Bugün; Türk İstiklal Savaşının sonunda 9 Eylül 1922’de Yunan Ordusunun denize dökülmesinin ardından 11 Ekim 1922’de imzalanan Mudanya Ateşkes Antlaşmasının 98 yıl dönümü..
I.Dünya Savaşı sonrası Anavatanımızın toprakları işgal edilmeye başlamasıyla birlikte Türk İstiklal Savaşı başlıyordu.. Türk İstiklal Savaşı günlerini şu başlıklarda özetlemek mümkün:
30 Ekim 1918 Mondoros Mütarekesi sonrası 15 Mayıs 1919’da Yunanlılar İzmir’e çıktı.. 19 Mayıs 1919’da Gazi Mustafa Kemal Paşa Samsun’a ayak basarken Türk İstiklal Savaşı da başlıyordu... 21-22 Haziran 1919 tarihli Amasya Tamiminin ardından 23 Temmuz-7 Ağustos 1919’da Erzurum Kongresi ve 4-11 Eylül 1919’da Sivas Kongreleri düzenlendi. Mustafa Kemal Atatürk’ün 27 Aralık 1919’da Ankara gelmesinden kısa bir süre sonra 23 Nisan 1920’de Türkiye Büyük Millet Meclisi (TBMM) açıldı. 18 Mart 1920’de İstanbul’da Osmanlı Meclisi son toplantısını yaptı.. 20 Mart 1920’de İtilaf Devletleri askerleri İstanbul’u işgal etti.. 15 Mayıs 1919’da İzmir’e çıkan Yunan ordusu, Çeşme Yarımadası, Selçuk ve Belkahve’yi işgalinin ardından Bursa, Eskişehir, Kütahya ve Afyon’a kadar Batı Anadolu’nun büyük bir bölümünü işgali altına aldı..
23 Nisan 1920’de Ankara’da “Türkiye Büyük Millet Meclisi” toplandı.. 6 Ocak-11 Ocak 1921’de I. İnönü ve 23 Mart-31 Mart 1921’de II. İnönü Zaferleri kazanıldı.. 22 gün 22 gece süren Sakarya Meydan Muharebesi 13 Eylül 1921’de Türk askerinin zaferiyle sonuçlandı. Yine Mustafa Kemal’in Başkomutanlığında 26 Ağustos-30 Ağustos tarihleri arasında yer alan Büyük Taarruzun başarıyla sonuçlanmasının ardından kaçan Yunan orduları İzmir’e kadar takip edilmiş ve 9 Eylül 1922’de İzmir’in kurtarılmasıyla Türk toprakları düşman işgalinden kurtulurken Türk Ordusunun zaferi kesinlik kazanıyordu..
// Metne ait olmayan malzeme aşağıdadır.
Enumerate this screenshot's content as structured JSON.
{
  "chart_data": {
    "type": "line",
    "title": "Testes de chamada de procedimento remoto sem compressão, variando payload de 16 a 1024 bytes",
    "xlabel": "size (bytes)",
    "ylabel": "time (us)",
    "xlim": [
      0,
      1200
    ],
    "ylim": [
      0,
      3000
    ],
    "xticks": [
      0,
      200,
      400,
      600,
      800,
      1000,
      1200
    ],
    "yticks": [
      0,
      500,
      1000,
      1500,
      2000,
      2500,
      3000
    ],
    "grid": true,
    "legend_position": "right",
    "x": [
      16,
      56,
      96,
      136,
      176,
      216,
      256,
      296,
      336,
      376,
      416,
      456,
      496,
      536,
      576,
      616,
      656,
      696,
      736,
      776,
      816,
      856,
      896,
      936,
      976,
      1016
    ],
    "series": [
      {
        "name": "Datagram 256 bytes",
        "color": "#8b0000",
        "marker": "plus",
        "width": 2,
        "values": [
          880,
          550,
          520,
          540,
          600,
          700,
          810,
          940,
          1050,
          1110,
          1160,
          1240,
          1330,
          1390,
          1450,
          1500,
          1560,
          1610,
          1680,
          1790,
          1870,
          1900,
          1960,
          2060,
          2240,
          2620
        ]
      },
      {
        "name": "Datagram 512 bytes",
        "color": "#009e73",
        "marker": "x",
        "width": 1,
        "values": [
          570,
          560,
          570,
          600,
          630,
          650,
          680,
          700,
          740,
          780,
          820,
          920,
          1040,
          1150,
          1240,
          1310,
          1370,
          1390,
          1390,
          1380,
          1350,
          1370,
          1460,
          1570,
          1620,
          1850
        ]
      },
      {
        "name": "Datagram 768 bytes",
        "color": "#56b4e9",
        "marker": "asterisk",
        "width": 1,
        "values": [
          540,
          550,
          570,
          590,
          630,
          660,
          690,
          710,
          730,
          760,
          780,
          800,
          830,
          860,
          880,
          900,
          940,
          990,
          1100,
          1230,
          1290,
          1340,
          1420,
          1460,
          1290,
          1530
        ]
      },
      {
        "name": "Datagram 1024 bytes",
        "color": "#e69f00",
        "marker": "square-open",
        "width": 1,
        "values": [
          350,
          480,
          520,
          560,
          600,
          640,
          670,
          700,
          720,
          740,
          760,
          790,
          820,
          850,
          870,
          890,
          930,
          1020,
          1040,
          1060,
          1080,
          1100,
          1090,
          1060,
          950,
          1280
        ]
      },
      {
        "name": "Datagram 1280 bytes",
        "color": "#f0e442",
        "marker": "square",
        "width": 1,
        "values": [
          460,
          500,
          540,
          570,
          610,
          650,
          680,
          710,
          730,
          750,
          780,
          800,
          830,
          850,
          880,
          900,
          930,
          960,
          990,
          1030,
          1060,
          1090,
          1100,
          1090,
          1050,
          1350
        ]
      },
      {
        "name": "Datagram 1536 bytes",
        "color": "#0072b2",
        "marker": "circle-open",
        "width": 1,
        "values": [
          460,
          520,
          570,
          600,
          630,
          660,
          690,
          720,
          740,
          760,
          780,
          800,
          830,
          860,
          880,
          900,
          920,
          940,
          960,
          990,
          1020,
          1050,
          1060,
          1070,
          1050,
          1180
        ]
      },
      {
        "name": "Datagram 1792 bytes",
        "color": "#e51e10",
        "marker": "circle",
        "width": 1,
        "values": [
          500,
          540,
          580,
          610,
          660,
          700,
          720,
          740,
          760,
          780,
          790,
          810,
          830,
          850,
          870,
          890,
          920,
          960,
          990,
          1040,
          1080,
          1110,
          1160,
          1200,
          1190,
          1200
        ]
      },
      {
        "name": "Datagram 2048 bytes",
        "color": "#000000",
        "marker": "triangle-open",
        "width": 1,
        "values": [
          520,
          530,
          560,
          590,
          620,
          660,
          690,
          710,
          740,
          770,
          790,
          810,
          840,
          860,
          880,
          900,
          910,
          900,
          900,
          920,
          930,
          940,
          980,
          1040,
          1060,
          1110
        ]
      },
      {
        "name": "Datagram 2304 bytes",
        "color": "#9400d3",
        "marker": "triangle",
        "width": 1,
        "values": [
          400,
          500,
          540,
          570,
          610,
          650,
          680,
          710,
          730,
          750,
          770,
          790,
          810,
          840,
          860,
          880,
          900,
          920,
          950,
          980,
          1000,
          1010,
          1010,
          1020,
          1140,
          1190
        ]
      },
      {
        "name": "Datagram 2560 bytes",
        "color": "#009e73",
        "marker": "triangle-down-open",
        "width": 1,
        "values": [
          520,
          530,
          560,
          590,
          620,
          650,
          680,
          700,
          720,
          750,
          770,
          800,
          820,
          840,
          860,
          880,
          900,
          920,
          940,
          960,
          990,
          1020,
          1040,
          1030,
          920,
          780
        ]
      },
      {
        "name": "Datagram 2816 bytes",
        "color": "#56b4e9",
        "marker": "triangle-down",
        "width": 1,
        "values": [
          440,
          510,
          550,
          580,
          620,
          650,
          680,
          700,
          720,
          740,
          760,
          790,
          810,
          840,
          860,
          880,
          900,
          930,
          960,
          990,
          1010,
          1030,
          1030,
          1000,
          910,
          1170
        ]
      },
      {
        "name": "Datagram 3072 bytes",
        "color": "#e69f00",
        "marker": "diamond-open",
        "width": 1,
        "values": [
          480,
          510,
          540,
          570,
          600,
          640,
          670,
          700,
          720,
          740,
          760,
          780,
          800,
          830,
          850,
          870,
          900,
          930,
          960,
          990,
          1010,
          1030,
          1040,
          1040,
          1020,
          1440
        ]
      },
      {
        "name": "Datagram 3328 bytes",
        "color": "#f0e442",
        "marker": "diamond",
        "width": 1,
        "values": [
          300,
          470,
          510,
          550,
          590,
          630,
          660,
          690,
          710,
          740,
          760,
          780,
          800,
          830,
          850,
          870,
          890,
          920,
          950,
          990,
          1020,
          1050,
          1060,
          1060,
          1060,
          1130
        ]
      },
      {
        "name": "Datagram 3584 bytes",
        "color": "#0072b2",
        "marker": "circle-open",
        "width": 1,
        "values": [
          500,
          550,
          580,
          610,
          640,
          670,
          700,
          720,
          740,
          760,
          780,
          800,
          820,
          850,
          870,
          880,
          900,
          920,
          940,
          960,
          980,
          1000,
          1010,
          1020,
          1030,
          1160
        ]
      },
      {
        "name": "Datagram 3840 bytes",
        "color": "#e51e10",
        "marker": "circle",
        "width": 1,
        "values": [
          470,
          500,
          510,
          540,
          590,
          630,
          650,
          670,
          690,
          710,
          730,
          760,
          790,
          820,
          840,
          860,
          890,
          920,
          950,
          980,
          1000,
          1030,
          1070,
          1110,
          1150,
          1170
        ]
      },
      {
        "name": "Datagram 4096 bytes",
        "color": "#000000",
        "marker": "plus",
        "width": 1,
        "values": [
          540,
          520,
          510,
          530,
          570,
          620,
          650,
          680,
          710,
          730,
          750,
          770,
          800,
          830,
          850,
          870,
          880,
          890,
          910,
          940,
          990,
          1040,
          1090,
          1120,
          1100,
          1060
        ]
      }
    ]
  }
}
Dünya askerlik tarihinde Başkomutanlık Meydan Muharebesi kadar kesin sonuçları olan bir meydan muharebesine ender rastlanır. Bu zafer, doğal sonuç olarak düşman ordularının yok edilmesini ve ülkeden atılmasını , böylece ulusal egemenlik ve bağımsızlığı tam olarak elde etme imkanlarını sağlaması dışında da önemli sonuçlar doğurmuştur.
Anadolu’ya gönderilen Yunan ordusunun imha edildiğini gören İtilaf Devletleri Türk Ordularının Büyük Taarruz zaferinden sonra boğazları bırakmamak ve Trakya’daki Yunan Ordusunu, Anadolu’daki Yunan Ordusunun feci akıbetinden korumak maksadıyla Boğazlar etrafında bir “tarafsız bölge” ilan ederek Türk ordusunun buraya girmesine engel olmak istemişlerdi. Ancak Başkomutan Mustafa Kemal , hedefimizin İstanbul ve Trakya’yı içeren Misakı Milli sınırlarına ulaşmak amacını taşıdığını; orduların vazifesinin yenilen düşmanı takip etmek olduğunu; Trakya’yı almadıkça orduları durduramayacağını söyleyerek Türk süvarilerini tarafsız bölgeye sokmuştur. Çanakkale’de Türk askeri ile karşı karşıya kalan İngilizlerin Türkiye ile yeni bir savaşı göze alamaması sonucunda tarafsız bölge krizi bir Türk-İngiliz savaşına yol açmadan Türkiye’nin çıkarlarına uygun olarak çözülecekti..
Mustafa Kemal’in kararlı duruşu karşısında zorda kalan İtilaf Devletlerinin Dışişleri Bakanları Paris’te toplanarak Trakya’nın Türklere verilmesini kabul ettiler. Bu kararı bildirmek üzere Franklin Boullion 28 Eylül’de İzmir’e geldi ve Mustafa Kemal’e müttefikler adına bir nota getirdi. Bu notada: 1- Çatışmaların durdurulması 2- Müttefiklerin Trakya’nın Türkiye’ye teslimini kabul ettikleri 3-Bir ateşkes komisyonunun kurulmasını istedikleri bildiriliyordu.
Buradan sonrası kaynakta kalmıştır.